В восемь часов утра он спускался с высот Монмартра и заходил на улицу Нотр-Дам-де-Виктуар выпить белого вина. Его завтрак, за которым следовало несколько партий на бильярде, длился часов до трех. Потом он направлялся к пассажу Панорамы выпить абсента. Побывав у Арну, он заходил в «Бордоский кабачок» выпить вермута, затем, вместо того чтобы вернуться к жене домой, он нередко обедал один в маленьком кафе на площади Гайон, где заказывал «домашние блюда, что-нибудь попроще!». Напоследок он опять перебирался в какую-нибудь бильярдную и просиживал там до двенадцати, до часу ночи, до тех пор, пока не тушили газ и не запирали ставни и измученный хозяин заведения не умолял его уйти.
Не любовь к выпивке привлекала в подобные места гражданина Режембара, а давняя привычка к политическим разговорам; однако с годами пыл его угас, и он хранил угрюмое молчание. По серьезности его лица можно было подумать, что он поглощен мировыми вопросами. Но все эти глубокие мысли оставались при нем, и никто, даже друзья, не знали, занимается ли он чем-нибудь, хоть он и говорил, будто у него деловая контора.
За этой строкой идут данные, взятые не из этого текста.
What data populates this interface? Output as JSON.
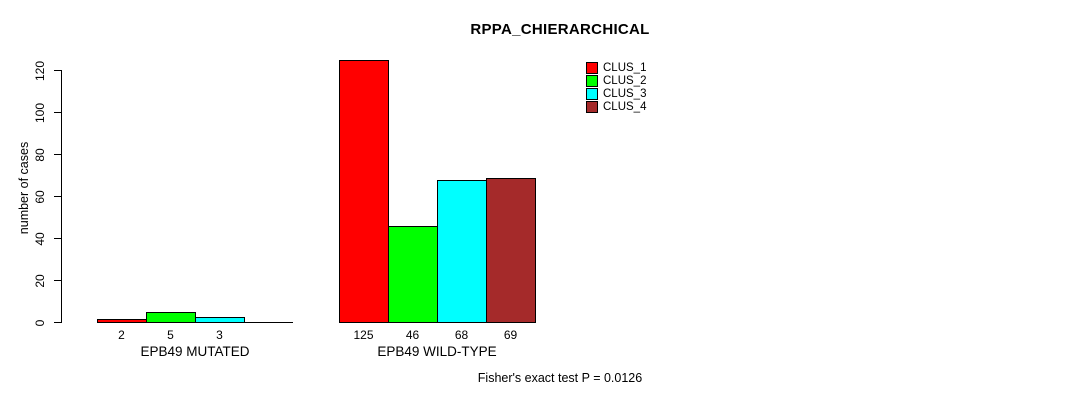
{
  "chart_data": {
    "type": "bar",
    "title": "RPPA_CHIERARCHICAL",
    "ylabel": "number of cases",
    "xlabel": "",
    "yticks": [
      0,
      20,
      40,
      60,
      80,
      100,
      120
    ],
    "ylim": [
      0,
      130
    ],
    "grid": false,
    "legend_position": "top-right",
    "background": "#ffffff",
    "axis_color": "#000000",
    "series": [
      {
        "name": "CLUS_1",
        "color": "#ff0000"
      },
      {
        "name": "CLUS_2",
        "color": "#00ff00"
      },
      {
        "name": "CLUS_3",
        "color": "#00ffff"
      },
      {
        "name": "CLUS_4",
        "color": "#a52a2a"
      }
    ],
    "groups": [
      {
        "label": "EPB49 MUTATED",
        "values": [
          2,
          5,
          3,
          0
        ],
        "value_labels": [
          "2",
          "5",
          "3",
          ""
        ]
      },
      {
        "label": "EPB49 WILD-TYPE",
        "values": [
          125,
          46,
          68,
          69
        ],
        "value_labels": [
          "125",
          "46",
          "68",
          "69"
        ]
      }
    ],
    "footnote": "Fisher's exact test P = 0.0126"
  }
}
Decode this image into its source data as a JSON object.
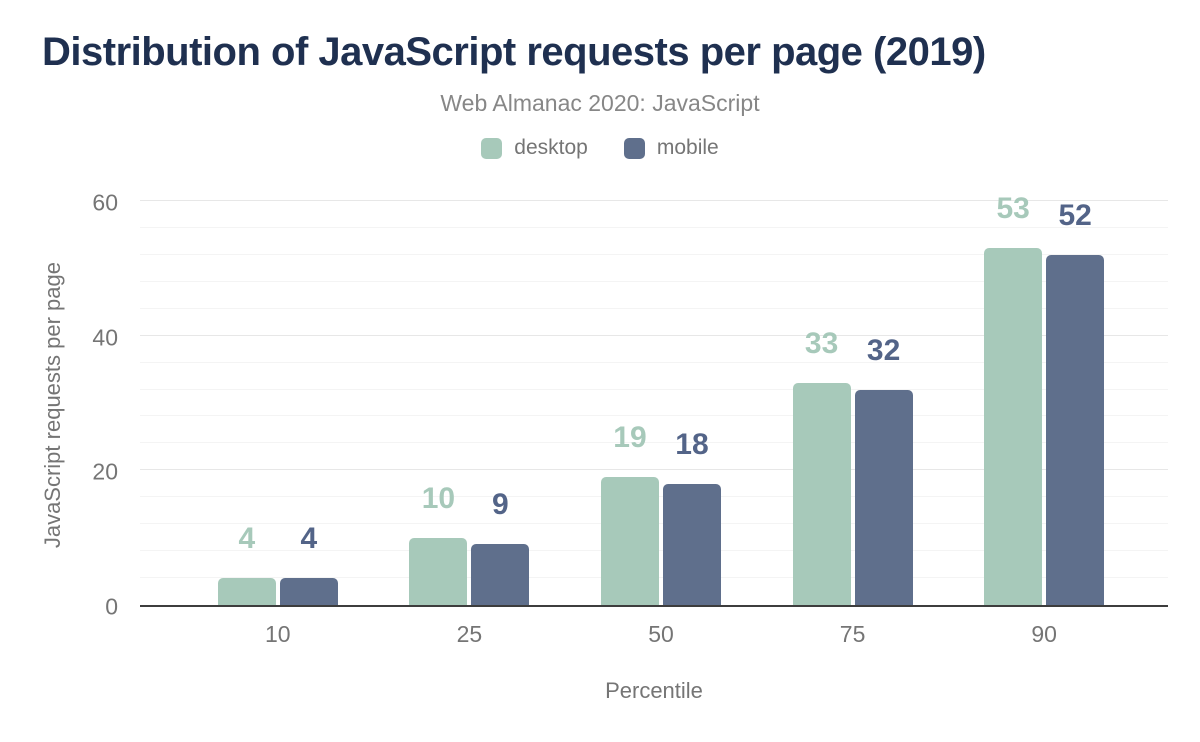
{
  "chart_data": {
    "type": "bar",
    "title": "Distribution of JavaScript requests per page (2019)",
    "subtitle": "Web Almanac 2020: JavaScript",
    "categories": [
      "10",
      "25",
      "50",
      "75",
      "90"
    ],
    "series": [
      {
        "name": "desktop",
        "color": "#a7c9ba",
        "label_color": "#a7c9ba",
        "values": [
          4,
          10,
          19,
          33,
          53
        ]
      },
      {
        "name": "mobile",
        "color": "#5f6f8c",
        "label_color": "#536488",
        "values": [
          4,
          9,
          18,
          32,
          52
        ]
      }
    ],
    "xlabel": "Percentile",
    "ylabel": "JavaScript requests per page",
    "ylim": [
      0,
      60
    ],
    "y_ticks": [
      0,
      20,
      40,
      60
    ],
    "minor_grid_step": 4,
    "grid": true,
    "legend_position": "top",
    "data_labels": true
  },
  "theme": {
    "background": "#ffffff",
    "title_color": "#1f3050",
    "subtitle_color": "#878787",
    "axis_text_color": "#757575",
    "axis_line_color": "#3d3d3d",
    "major_grid_color": "#e7e7e7",
    "minor_grid_color": "#f4f4f4"
  }
}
Арну, казалось, питал к нему беспредельное уважение. Однажды он сказал Фредерику:
– Он-то все знает, уж будьте покойны! Светлая голова!
В другой раз Режембар разложил на конторке бумаги, касавшиеся залежей каолина в Бретани, Арну полагался на его опытность.
Фредерик стал еще более учтив с Режембаром – настолько, что время от времени угощал своего нового знакомого абсентом и, хотя считал его глупым, нередко целые часы проводил с ним – потому только, что тот был другом Жака Арну.
Торговец картинами, которому довелось помочь кое-кому из современных художников при первых их шагах, как человек передовой, старался увеличить свои доходы, сохраняя в то же время артистические замашки. Он стремился к раскрепощению искусства, к прекрасному по дешевой цене. Все виды парижской промышленности, вырабатывающей предметы роскоши, испытали на себе его влияние, благотворное для мелочей и пагубное для всего значительного. Подлаживаясь изо всех сил к вкусу большинства, он сбивал с пути искусных художников, развращал одаренных, выжимал последние соки из слабых, выдвигал посредственных и всех держал в руках благодаря своим связям и своей газете. Всякие бездарности жаждали видеть свои картины в витрине Арну, обойщики брали у него рисунки мебели. Фредерик видел в нем и миллионера, любителя искусства, и дельца. Все же многое удивляло его – слишком уж господин Арну был ловок в торговых делах.